MI/ARYA MANGGALA
INDUSTRI di Tanah Air harus membantu mengembangkan ilmu pengetahuan dan teknologi (iptek) demi meningkatkan daya saing dan nilai tambah ekonomi.
Kemajuan pembangunan bisa tercapai jika Indonesia bisa meningkatkan kekuatan iptek secara mandiri.
Menteri Perencanaan Pembangunan Nasional Bambang Brodjonegoro mengatakan itu dalam orasi ilmiah Sarwono Prawirohardjo Memorial Lecture di Auditorium Utama Lembaga Ilmu Pengetahuan Indonesia (LIPI), Jakarta, kemarin.
Menurutnya, saat ini RI masih sebatas memanfaatkan teknologi dari luar.
Dalam jangka panjang, kecenderungan itu akan berdampak negatif dan menyulitkan RI menjadi negara maju.
"Banyak yang tidak sadar Indonesia bisa maju dengan meningkatkan kekuatan iptek.
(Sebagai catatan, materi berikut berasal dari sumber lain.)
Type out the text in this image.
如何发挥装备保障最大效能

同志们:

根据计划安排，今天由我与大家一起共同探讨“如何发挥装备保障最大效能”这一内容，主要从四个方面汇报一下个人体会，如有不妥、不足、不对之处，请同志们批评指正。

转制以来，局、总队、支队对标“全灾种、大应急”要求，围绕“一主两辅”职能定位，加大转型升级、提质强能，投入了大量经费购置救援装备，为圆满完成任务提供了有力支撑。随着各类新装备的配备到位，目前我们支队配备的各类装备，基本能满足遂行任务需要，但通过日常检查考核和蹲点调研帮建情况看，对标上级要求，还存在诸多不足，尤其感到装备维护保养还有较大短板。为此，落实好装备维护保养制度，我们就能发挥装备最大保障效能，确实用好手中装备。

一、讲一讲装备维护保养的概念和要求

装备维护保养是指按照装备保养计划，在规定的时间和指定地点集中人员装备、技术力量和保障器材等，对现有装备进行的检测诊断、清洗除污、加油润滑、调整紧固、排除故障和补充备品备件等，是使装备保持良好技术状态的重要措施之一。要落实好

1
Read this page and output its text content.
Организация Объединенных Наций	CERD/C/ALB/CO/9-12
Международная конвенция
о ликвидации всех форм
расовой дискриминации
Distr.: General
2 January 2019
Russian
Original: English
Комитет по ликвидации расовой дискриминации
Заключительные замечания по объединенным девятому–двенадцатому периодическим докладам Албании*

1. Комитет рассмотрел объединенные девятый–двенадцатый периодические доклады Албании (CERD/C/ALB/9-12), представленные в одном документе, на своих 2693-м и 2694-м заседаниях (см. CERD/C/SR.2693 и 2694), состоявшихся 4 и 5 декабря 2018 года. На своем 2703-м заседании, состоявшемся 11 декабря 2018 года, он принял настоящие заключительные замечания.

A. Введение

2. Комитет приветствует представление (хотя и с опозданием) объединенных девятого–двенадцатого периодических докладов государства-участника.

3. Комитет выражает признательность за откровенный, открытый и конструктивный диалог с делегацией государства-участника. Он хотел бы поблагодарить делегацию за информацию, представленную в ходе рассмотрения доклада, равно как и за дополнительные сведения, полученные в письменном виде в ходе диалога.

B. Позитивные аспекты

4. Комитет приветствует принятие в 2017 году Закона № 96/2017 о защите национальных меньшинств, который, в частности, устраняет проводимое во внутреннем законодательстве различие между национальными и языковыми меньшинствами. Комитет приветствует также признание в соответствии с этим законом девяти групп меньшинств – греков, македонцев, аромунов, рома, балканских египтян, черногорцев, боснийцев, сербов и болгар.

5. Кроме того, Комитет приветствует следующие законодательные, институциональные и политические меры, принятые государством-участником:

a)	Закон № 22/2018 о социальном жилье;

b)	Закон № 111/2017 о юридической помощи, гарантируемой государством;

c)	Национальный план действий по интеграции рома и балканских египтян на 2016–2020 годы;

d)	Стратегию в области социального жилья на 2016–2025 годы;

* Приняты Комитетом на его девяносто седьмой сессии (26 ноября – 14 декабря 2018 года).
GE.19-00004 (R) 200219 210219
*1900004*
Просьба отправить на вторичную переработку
Teknologi dan inovasi jadi pembeda negara maju dan negara yang jalan di tempat," kata dia dalam pidato peringatan hari jadi ke-50 LIPI.
Mantan menteri keuangan itu menambahkan pengembangan teknologi negara-negara maju di Asia seperti Jepang dan Korea Selatan awalnya juga meniru.
Namun, dua negara itu tidak sekadar meniru, tapi mampu berinovasi secara mandiri.
Karena itu, Bambang menekankan iptek dan inovasi harus menjadi garda terdepan pembangunan agar RI tidak terjebak status negara penghasil komoditas semata.
"Presiden Jokowi sudah mengatakan pentingnya inovasi. Kalau kita masih bergantung pada ekspor bahan mentah, jangan harap bisa menjadi negara maju," ujarnya.
Ia juga menyoroti minimnya anggaran riset dan pengembangan (R & D) di Tanah Air. Pembiayaan melalui APBN hanya 0,1% dari total PDB.
Angka itu lebih rendah bila dibandingkan dengan negara tetangga seperti Singapura (2,2%) dan Malaysia (1,2%).
Mengingat rendahnya porsi dana riset, kata Bambang, diperlukan kerja sama lembaga penelitian, swasta, dan pemerintah untuk memperbesar anggaran riset.
Industri bisa menyediakan dana riset dan memproduksi hasil riset secara massal.